At 15:00 14 January 2005, Andreas Maurer wrote:
On 14 Jan 2005 09:44:06 GMT, Andrew Warbrick
wrote:
How? As stated in the report the Puch spins readily
but recovers very easily.
It is actually difficult for us to teach proper spin
recovery in the Puch simply because it recovers so
easily.
Considering the sheer number of spin accidents with
instructors on
board of Puchacz I dare to doubt that statement.
Have you ever spun one? I will repeat myself, it recovers
from most spins with most cockpit loads if you let
go the stick, so on the majority of occasions the instructor
has to be vigilant that the pupil applies the correct
recovery or an incorrect recovery technique will have
been learnt.
The danger is that a pilot gets the impression 'all
I have to do to recover is relax the back pressure'
that'll kill you in a glider with genuinely nasty spin
recovery characteristics like the DG500.
DG500 nasty spin recovery characteristics?
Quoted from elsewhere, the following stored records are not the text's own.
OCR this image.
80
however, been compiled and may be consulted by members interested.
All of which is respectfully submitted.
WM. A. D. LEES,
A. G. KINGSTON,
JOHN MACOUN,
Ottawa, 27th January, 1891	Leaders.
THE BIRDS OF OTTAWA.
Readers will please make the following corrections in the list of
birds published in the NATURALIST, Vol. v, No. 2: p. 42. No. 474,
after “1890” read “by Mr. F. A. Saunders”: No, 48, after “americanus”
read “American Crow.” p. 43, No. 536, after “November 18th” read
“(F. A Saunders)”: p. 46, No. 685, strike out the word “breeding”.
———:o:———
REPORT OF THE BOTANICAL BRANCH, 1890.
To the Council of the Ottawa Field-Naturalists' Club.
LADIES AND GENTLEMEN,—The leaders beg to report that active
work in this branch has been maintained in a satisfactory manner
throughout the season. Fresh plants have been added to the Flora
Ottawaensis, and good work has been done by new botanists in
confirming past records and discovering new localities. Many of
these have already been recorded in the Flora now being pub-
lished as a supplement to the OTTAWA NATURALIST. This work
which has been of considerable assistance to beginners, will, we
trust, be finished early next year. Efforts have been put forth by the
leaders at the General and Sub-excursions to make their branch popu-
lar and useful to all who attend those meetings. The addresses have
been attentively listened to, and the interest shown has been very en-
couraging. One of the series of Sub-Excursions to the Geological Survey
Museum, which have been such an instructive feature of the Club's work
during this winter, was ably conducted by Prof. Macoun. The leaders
Which ones? I'm doing a lot of spin training in the
DG-505 with 17.2m
wingtips and the spin behaviour is really nice.
Bye
Andreas
The DG-500 is fully compliant with JAR22 when the CofG
is within limits. When the CofG is near the aft limit
it requires the correct spin recovery to be applied,
in the correct order, or the ground will do the recovery
for you, it will continue to autorotate with the stick
on the front stop if you just heave the stick forward
without first centralising the ailerons and applying
full opposite rudder. It may be possible to recover
by applying the full opposite rudder after heaving
the stick forward but it will be a delayed recover
due to control surface masking.
A pilot who has acquired the impression from the Puch
that all is required is to let go or relax the back
pressure could be killed in this situation.